Campus Corner Apartments Regulates Cigarette Litter
By: Hinata Kokobun
Staff Writer
With the perceived lack of garbage cans around Campus Corner Apartments (CCA), Green River College reviews other efforts to clean up cigarette waste around campus.
Everyone knows that at smoking areas, trash piles up. Whether it be cigarette butts, food wrappers or any kind of miscellaneous garbage, the floors around designated smoking areas can get very messy awfully quickly. This raises the concern regarding the lack of garbage cans near the smoking sections at Campus Corner Apartments.
As it turns out, there used to be garbage cans in the smoking areas. However, they were removed several years ago. When asked why, Pete Morales, Assistant Director of Business Operations for the Campus Corner Apartments said, “The residents were using [the trash cans] for house trash, and it was piling up on the sides.”
Essentially, instead of taking the trash that students made in their houses to the dumpsters, they threw them in the garbage cans by the smoking areas. Causing large piles of garbage to accumulate, it even began to attract rats said Morales.
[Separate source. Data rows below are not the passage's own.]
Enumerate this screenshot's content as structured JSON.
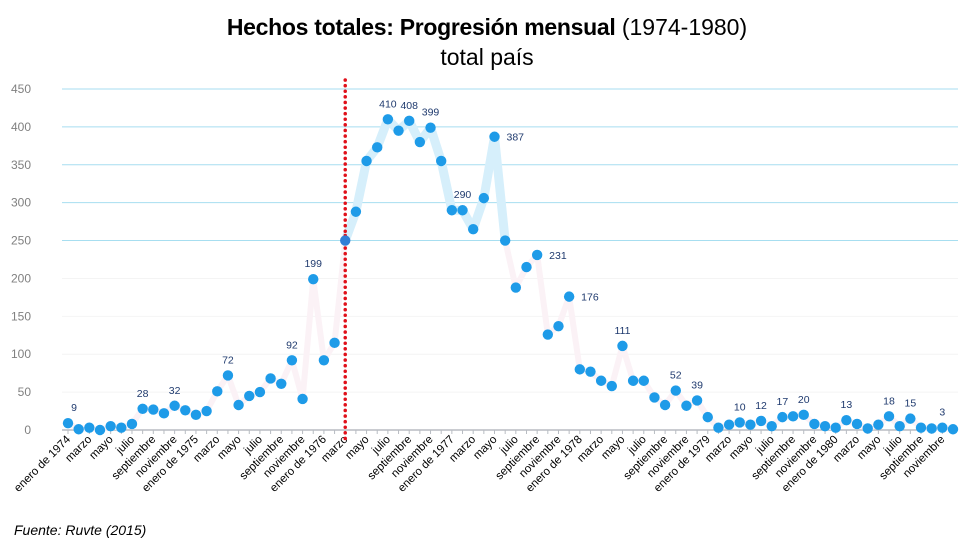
{
  "chart_data": {
    "type": "line",
    "title_bold": "Hechos totales: Progresión mensual",
    "title_regular": "(1974-1980)",
    "subtitle": "total país",
    "xlabel": "",
    "ylabel": "",
    "ylim": [
      0,
      450
    ],
    "yticks": [
      0,
      50,
      100,
      150,
      200,
      250,
      300,
      350,
      400,
      450
    ],
    "grid": true,
    "legend": "none",
    "x_tick_labels": [
      "enero de 1974",
      "marzo",
      "mayo",
      "julio",
      "septiembre",
      "noviembre",
      "enero de 1975",
      "marzo",
      "mayo",
      "julio",
      "septiembre",
      "noviembre",
      "enero de 1976",
      "marzo",
      "mayo",
      "julio",
      "septiembre",
      "noviembre",
      "enero de 1977",
      "marzo",
      "mayo",
      "julio",
      "septiembre",
      "noviembre",
      "enero de 1978",
      "marzo",
      "mayo",
      "julio",
      "septiembre",
      "noviembre",
      "enero de 1979",
      "marzo",
      "mayo",
      "julio",
      "septiembre",
      "noviembre",
      "enero de 1980",
      "marzo",
      "mayo",
      "julio",
      "septiembre",
      "noviembre"
    ],
    "series": [
      {
        "name": "Hechos totales",
        "values": [
          9,
          1,
          3,
          0,
          5,
          3,
          8,
          28,
          27,
          22,
          32,
          26,
          20,
          25,
          51,
          72,
          33,
          45,
          50,
          68,
          61,
          92,
          41,
          199,
          92,
          115,
          250,
          288,
          355,
          373,
          410,
          395,
          408,
          380,
          399,
          355,
          290,
          290,
          265,
          306,
          387,
          250,
          188,
          215,
          231,
          126,
          137,
          176,
          80,
          77,
          65,
          58,
          111,
          65,
          65,
          43,
          33,
          52,
          32,
          39,
          17,
          3,
          7,
          10,
          7,
          12,
          5,
          17,
          18,
          20,
          8,
          5,
          3,
          13,
          8,
          2,
          7,
          18,
          5,
          15,
          3,
          2,
          3,
          1
        ]
      }
    ],
    "data_labels": [
      {
        "index": 0,
        "text": "9"
      },
      {
        "index": 7,
        "text": "28"
      },
      {
        "index": 10,
        "text": "32"
      },
      {
        "index": 15,
        "text": "72"
      },
      {
        "index": 21,
        "text": "92"
      },
      {
        "index": 23,
        "text": "199"
      },
      {
        "index": 30,
        "text": "410"
      },
      {
        "index": 32,
        "text": "408"
      },
      {
        "index": 34,
        "text": "399"
      },
      {
        "index": 37,
        "text": "290"
      },
      {
        "index": 40,
        "text": "387",
        "side": "right"
      },
      {
        "index": 44,
        "text": "231",
        "side": "right"
      },
      {
        "index": 47,
        "text": "176",
        "side": "right"
      },
      {
        "index": 52,
        "text": "111"
      },
      {
        "index": 57,
        "text": "52"
      },
      {
        "index": 59,
        "text": "39"
      },
      {
        "index": 63,
        "text": "10"
      },
      {
        "index": 65,
        "text": "12"
      },
      {
        "index": 67,
        "text": "17"
      },
      {
        "index": 69,
        "text": "20"
      },
      {
        "index": 73,
        "text": "13"
      },
      {
        "index": 77,
        "text": "18"
      },
      {
        "index": 79,
        "text": "15"
      },
      {
        "index": 82,
        "text": "3"
      }
    ],
    "annotations": [
      {
        "type": "vertical-dotted-line",
        "at_index": 26,
        "color": "#e0101a"
      }
    ],
    "colors": {
      "marker": "#1e9be8",
      "marker_highlight": "#2f7fd6",
      "line": "#d6effb",
      "gridline_major": "#a7def0",
      "gridline_minor": "#f4f4f4",
      "data_label": "#1f3a6e",
      "axis": "#b8bcc2"
    }
  },
  "footer": {
    "source": "Fuente: Ruvte (2015)"
  }
}
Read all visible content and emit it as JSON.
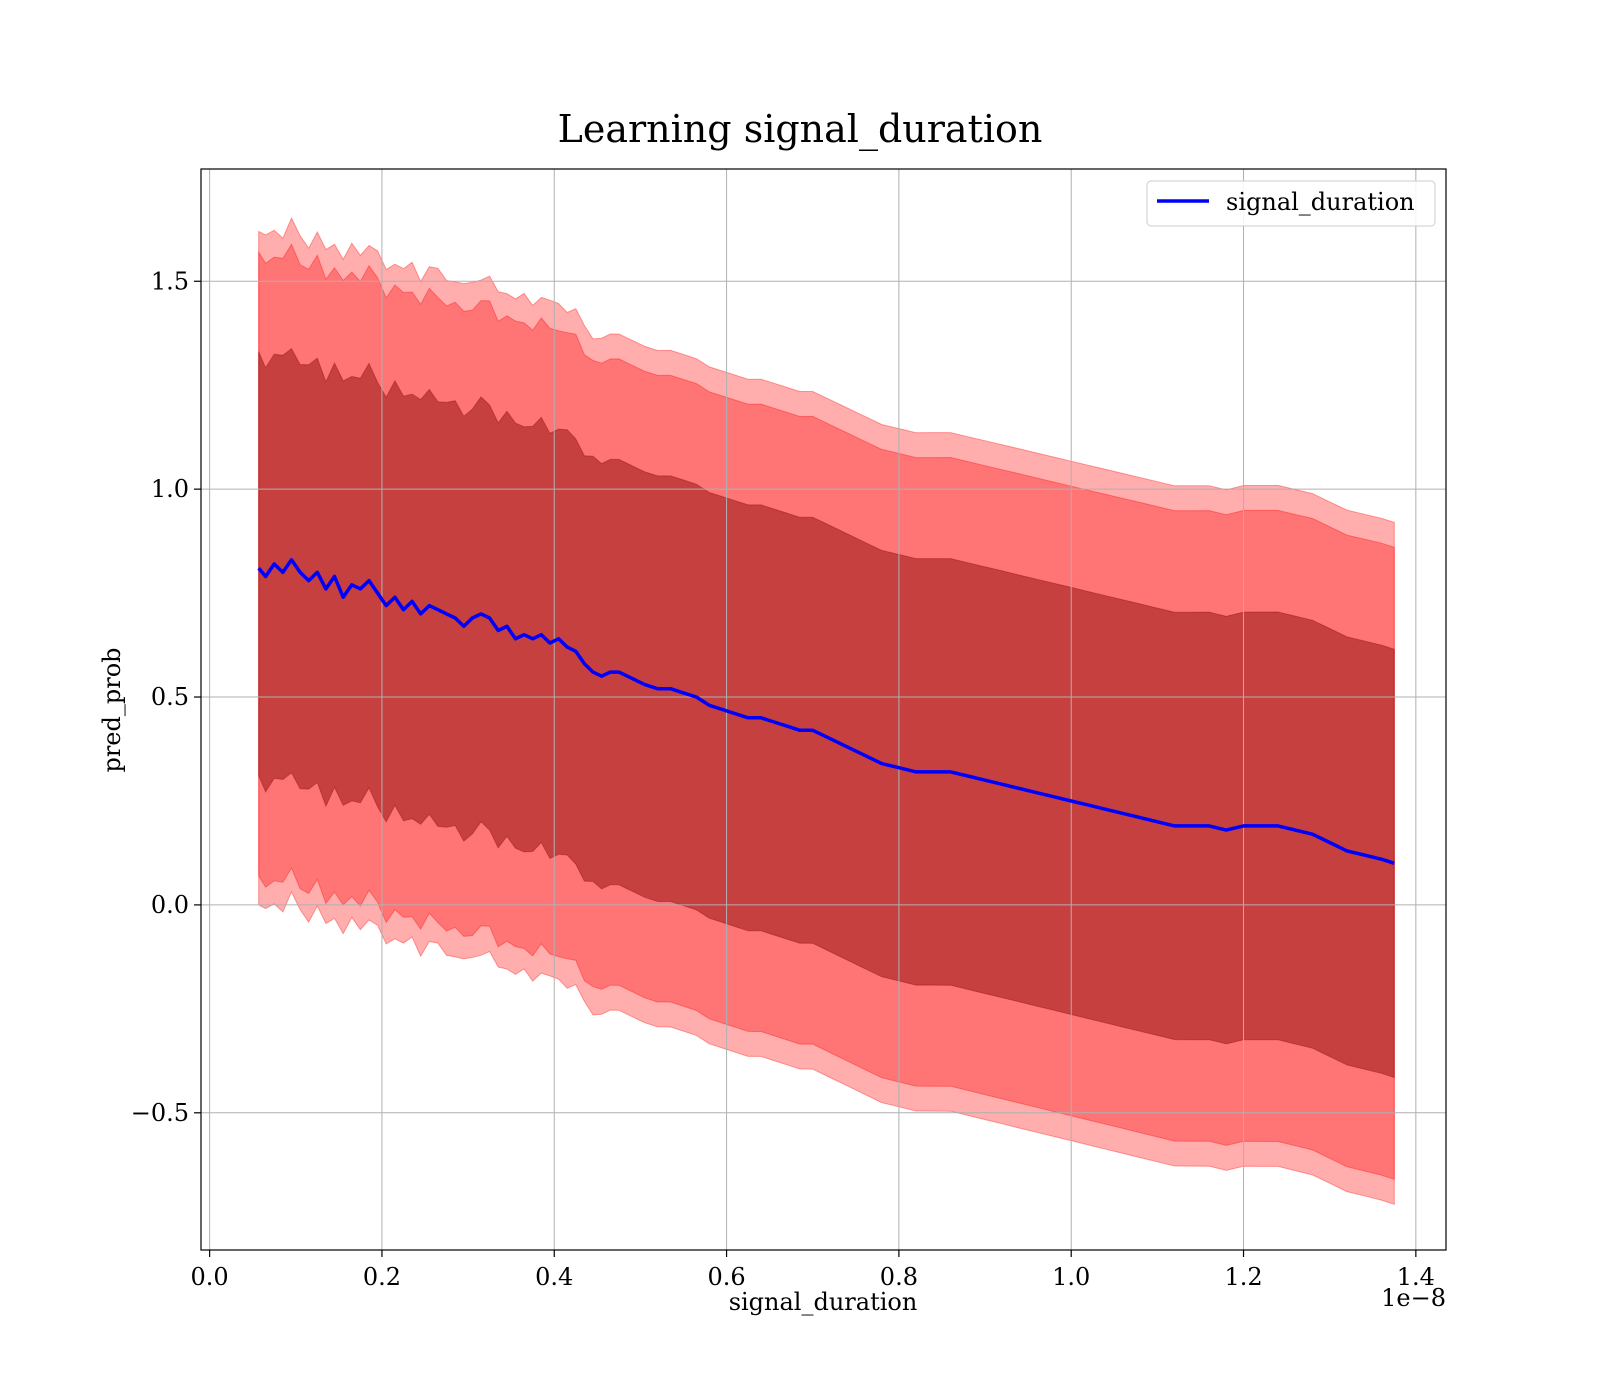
{
  "chart_data": {
    "type": "line",
    "title": "Learning signal_duration",
    "xlabel": "signal_duration",
    "ylabel": "pred_prob",
    "x_offset_text": "1e−8",
    "x_ticks": [
      0.0,
      0.2,
      0.4,
      0.6,
      0.8,
      1.0,
      1.2,
      1.4
    ],
    "x_tick_labels": [
      "0.0",
      "0.2",
      "0.4",
      "0.6",
      "0.8",
      "1.0",
      "1.2",
      "1.4"
    ],
    "y_ticks": [
      -0.5,
      0.0,
      0.5,
      1.0,
      1.5
    ],
    "y_tick_labels": [
      "−0.5",
      "0.0",
      "0.5",
      "1.0",
      "1.5"
    ],
    "xlim": [
      -0.01,
      1.435
    ],
    "ylim": [
      -0.83,
      1.77
    ],
    "x_scale_note": "x values are in units of 1e-8",
    "grid": true,
    "legend_position": "top-right",
    "colors": {
      "line": "#0000ff",
      "outer_band": "#ff0000",
      "inner_band": "#800000",
      "grid": "#b0b0b0"
    },
    "series": [
      {
        "name": "signal_duration",
        "x": [
          0.057,
          0.065,
          0.075,
          0.085,
          0.095,
          0.105,
          0.115,
          0.125,
          0.135,
          0.145,
          0.155,
          0.165,
          0.175,
          0.185,
          0.195,
          0.205,
          0.215,
          0.225,
          0.235,
          0.245,
          0.255,
          0.265,
          0.275,
          0.285,
          0.295,
          0.305,
          0.315,
          0.325,
          0.335,
          0.345,
          0.355,
          0.365,
          0.375,
          0.385,
          0.395,
          0.405,
          0.415,
          0.425,
          0.435,
          0.445,
          0.455,
          0.465,
          0.475,
          0.485,
          0.495,
          0.505,
          0.52,
          0.535,
          0.55,
          0.565,
          0.58,
          0.595,
          0.61,
          0.625,
          0.64,
          0.655,
          0.67,
          0.685,
          0.7,
          0.72,
          0.74,
          0.76,
          0.78,
          0.8,
          0.82,
          0.84,
          0.86,
          0.88,
          0.9,
          0.92,
          0.94,
          0.96,
          0.98,
          1.0,
          1.02,
          1.04,
          1.06,
          1.08,
          1.1,
          1.12,
          1.14,
          1.16,
          1.18,
          1.2,
          1.22,
          1.24,
          1.26,
          1.28,
          1.3,
          1.32,
          1.34,
          1.36,
          1.375
        ],
        "y": [
          0.81,
          0.79,
          0.82,
          0.8,
          0.83,
          0.8,
          0.78,
          0.8,
          0.76,
          0.79,
          0.74,
          0.77,
          0.76,
          0.78,
          0.75,
          0.72,
          0.74,
          0.71,
          0.73,
          0.7,
          0.72,
          0.71,
          0.7,
          0.69,
          0.67,
          0.69,
          0.7,
          0.69,
          0.66,
          0.67,
          0.64,
          0.65,
          0.64,
          0.65,
          0.63,
          0.64,
          0.62,
          0.61,
          0.58,
          0.56,
          0.55,
          0.56,
          0.56,
          0.55,
          0.54,
          0.53,
          0.52,
          0.52,
          0.51,
          0.5,
          0.48,
          0.47,
          0.46,
          0.45,
          0.45,
          0.44,
          0.43,
          0.42,
          0.42,
          0.4,
          0.38,
          0.36,
          0.34,
          0.33,
          0.32,
          0.32,
          0.32,
          0.31,
          0.3,
          0.29,
          0.28,
          0.27,
          0.26,
          0.25,
          0.24,
          0.23,
          0.22,
          0.21,
          0.2,
          0.19,
          0.19,
          0.19,
          0.18,
          0.19,
          0.19,
          0.19,
          0.18,
          0.17,
          0.15,
          0.13,
          0.12,
          0.11,
          0.1
        ]
      }
    ],
    "bands": [
      {
        "description": "outer band (mean ± larger spread)",
        "half_width_start": 0.81,
        "half_width_end": 0.82
      },
      {
        "description": "middle band",
        "half_width_start": 0.75,
        "half_width_end": 0.76
      },
      {
        "description": "inner band",
        "half_width_start": 0.51,
        "half_width_end": 0.515
      }
    ]
  }
}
Currently, a maintenance worker comes to CCA every morning between 6 a.m. to 8 a.m. to pick up the trash around the smoking areas, including cigarette butts. Those cigarette butts are the result of people discarding them on the ground instead of the new outdoor ashtrays that replaced the older ashtrays last quarter.
The hardest part about cleaning the smoking areas is picking the cigarette butts out of the gravel parking lot, said Jason Wiant, Assistant Director of Facilities Operations.
Some students consistently throw their cigarette butts in those areas, and it is almost impossible to get every single one.
However, last year, the community of CCA did come together to do something about it. During one of their community day events, students and staff from CCA went around and picked up almost all the garbage around CCA, mostly cigarette butts.
The most important thing for resident smokers to know Wiant said, is to “have respect for the property, and the people who live here with you. Just be respectful, and be clean about it.”